On Mon, May 6, 2013 at 7:31 AM, Jeff King <peff@xxxxxxxx> wrote:
> On Sun, May 05, 2013 at 05:38:53PM -0500, Felipe Contreras wrote:
>
>> We don't care about blobs, or any object other than commits, but in
>> order to find the type of object, we are parsing the whole thing, which
>> is slow, specially in big repositories with lots of big files.
>
> I did a double-take on reading this subject line and first paragraph,
> thinking "surely fast-export needs to actually output blobs?".

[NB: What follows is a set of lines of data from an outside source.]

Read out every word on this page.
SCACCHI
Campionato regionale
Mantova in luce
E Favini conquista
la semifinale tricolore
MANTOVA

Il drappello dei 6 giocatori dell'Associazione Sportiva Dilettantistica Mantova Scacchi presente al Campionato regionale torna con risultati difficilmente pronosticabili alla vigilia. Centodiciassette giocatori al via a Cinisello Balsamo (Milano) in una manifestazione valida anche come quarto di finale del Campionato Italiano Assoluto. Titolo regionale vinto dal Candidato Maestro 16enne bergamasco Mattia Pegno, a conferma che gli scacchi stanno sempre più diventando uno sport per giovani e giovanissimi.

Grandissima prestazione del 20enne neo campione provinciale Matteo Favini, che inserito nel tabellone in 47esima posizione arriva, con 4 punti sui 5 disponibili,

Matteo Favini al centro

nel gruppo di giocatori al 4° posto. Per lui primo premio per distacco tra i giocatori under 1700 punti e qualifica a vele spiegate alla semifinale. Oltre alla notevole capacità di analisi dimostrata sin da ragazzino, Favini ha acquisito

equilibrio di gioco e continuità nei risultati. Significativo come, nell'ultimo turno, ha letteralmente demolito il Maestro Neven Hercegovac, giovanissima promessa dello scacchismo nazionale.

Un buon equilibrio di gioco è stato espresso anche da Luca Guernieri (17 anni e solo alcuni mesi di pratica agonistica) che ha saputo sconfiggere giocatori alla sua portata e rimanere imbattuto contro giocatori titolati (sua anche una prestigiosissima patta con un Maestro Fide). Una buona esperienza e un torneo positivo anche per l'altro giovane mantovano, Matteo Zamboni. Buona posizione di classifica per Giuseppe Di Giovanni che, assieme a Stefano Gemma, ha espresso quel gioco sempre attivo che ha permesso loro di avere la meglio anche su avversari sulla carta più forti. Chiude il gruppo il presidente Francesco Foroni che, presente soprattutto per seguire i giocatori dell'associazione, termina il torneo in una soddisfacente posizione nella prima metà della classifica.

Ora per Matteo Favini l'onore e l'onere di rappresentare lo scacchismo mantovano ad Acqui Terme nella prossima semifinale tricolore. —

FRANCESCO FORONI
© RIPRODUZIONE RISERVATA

If you think that, then you are not familiar with the code.

--export-marks=<file>::
	Dumps the internal marks table to <file> when complete.
	Marks are written one per line as `:markid SHA-1`. Only marks
	for revisions are dumped; marks for blobs are ignored.

		if (deco->base && deco->base->type == 1) {
			mark = ptr_to_mark(deco->decoration);
			if (fprintf(f, ":%"PRIu32" %s\n", mark,
				sha1_to_hex(deco->base->sha1)) < 0) {
			    e = 1;
			    break;
			}
		}

> Reading the patch, I see that this is only about not bothering to load
> blob marks from --import-marks. It might be nice to mention that in the
> commit message, which is otherwise quite confusing.

The commit message says it exactly like it is: we don't care about blobs.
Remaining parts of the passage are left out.